# Drill bits



## Murville Alleman (Jul 28, 2019)

I really need a 3/8" x 18" square taper shank drill bit for the old fashioned hand brace. Drilling into large trunks to install swings, feeders, lights, etc.


----------



## catbuster (Jul 28, 2019)

Drills & Cutters out of Long Beach, NY should be able to hook you up.


----------



## buzz sawyer (Jul 28, 2019)

Maybe cut the shaft on a regular bit and weld an extension tube in between the ends?


----------



## catbuster (Jul 28, 2019)

buzz sawyer said:


> Maybe cut the shaft on a regular bit and weld an extension tube in between the ends?
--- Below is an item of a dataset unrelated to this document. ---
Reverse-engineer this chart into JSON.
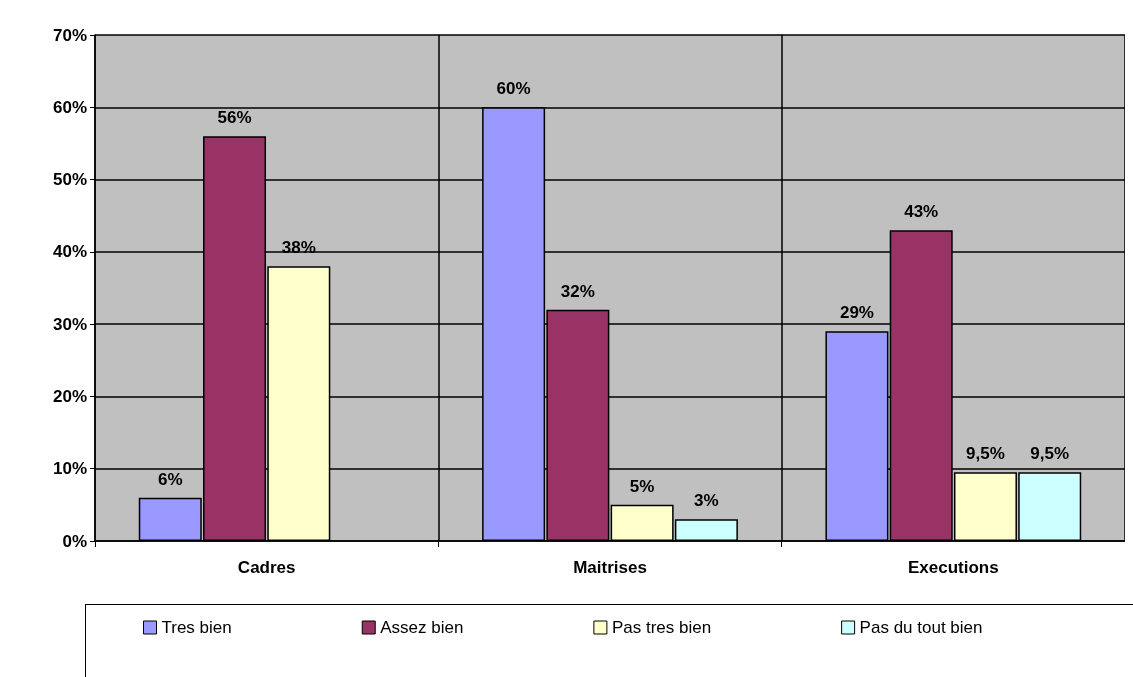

You could mill or grind a standard shank square too.


----------



## bigbadbob (Jul 28, 2019)

Google 'ships auger', we used them at the fone co.
Climb da pole drill da hole by hand,,, ya im old.


----------



## Kenlip (Jul 30, 2019)

Google <auger wood bits>

Ken


----------



## Mad Professor (Jul 30, 2019)

Look for people who do timber framing.

There is another forestry sight, FF, that has a timber framing forum. The moderator sells refurbished vintage tools. I've purchased from him and they are 100% top notch.


----------